Boris Johnson has faced a string of resignations over his appointment of Chris Pincher as his deputy chief whip, most notably Rishi Sunak and Sajid Javid. Michelle Donelan is now the new Education Secretary and was also a former Children’s Minister.

Quince said he had been “categorically” assured that Boris Johnson was not aware of any specific complaints about Chris Pincher. This assurance was untrue because the PM was told in 2020 of a full formal complaint that was upheld.

In his resignation, Quince stated:

“Dear Prime Minister. Thank you for meeting with me yesterday evening and for your sincere apology regarding the briefings I received from No 10 ahead of Monday’s media round, which we now know to be inaccurate.

“It is with great sadness and regret that I feel that I have no choice but to tender my resignation as Minister for Children and Families as I accepted and repeated those assurances in good faith.

“It has been an honour to serve in government since 2019 at both the Department for Work and Pensions and the Department for Education.

“Reaching this decision has not been easy. Stepping away from a job I love, where we are working every day to improve the life chances of vulnerable and disadvantaged children and young people up and down our country, pains me greatly.”

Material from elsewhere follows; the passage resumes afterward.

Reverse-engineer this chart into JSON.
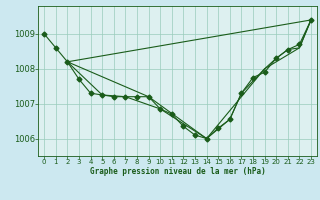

Neil Leitch, chief executive of the Early Years Alliance, said:

“While we of course understand and respect the reasons for Mr Quince’s resignation, it is incredibly concerning to have lost the children and families minister mere days after the launch of a key consultation into early years ratios, especially in light of the simultaneous change to the role of education secretary. 

“Over recent years, the early years has seen a seemingly endless stream of ministers come and go, leaving us with a patchwork of disjointed policies and no long-term vision for our vital sector. If we are to have any chance of building a quality, affordable, sustainable early education and care system in this country, we need consistent, stable leadership and a clear strategy to get us to that point. Sadly, as it stands, this seems a very unlikely ambition.”

Purnima Tanuku OBE, chief executive of National Day Nurseries Association (NDNA), said:

“The resignation of Will Quince today leaves the early years sector in an unsettled position yet again. In these turbulent times, the early years workforce always gets on with the job providing the much-needed continuity of education, care and safety for our youngest children and their families. What they need right now is urgent support from the Government to keep them sustainable.

We are sad to see Mr Quince leave his role suddenly and thank him for his contribution, taking the time to visit many settings during his tenure as Children’s Minister.

“However, we would urge his successor to prioritise the urgent financial support that settings need. We have always said this is not the right time to consult on ratios. We will need the new minister to urgently review the childcare funding system and address their workforce challenges.

“We look forward to working with Michelle Donelan, the new Education Secretary, also a former Children’s Minister – we will be writing to her to request a meeting.”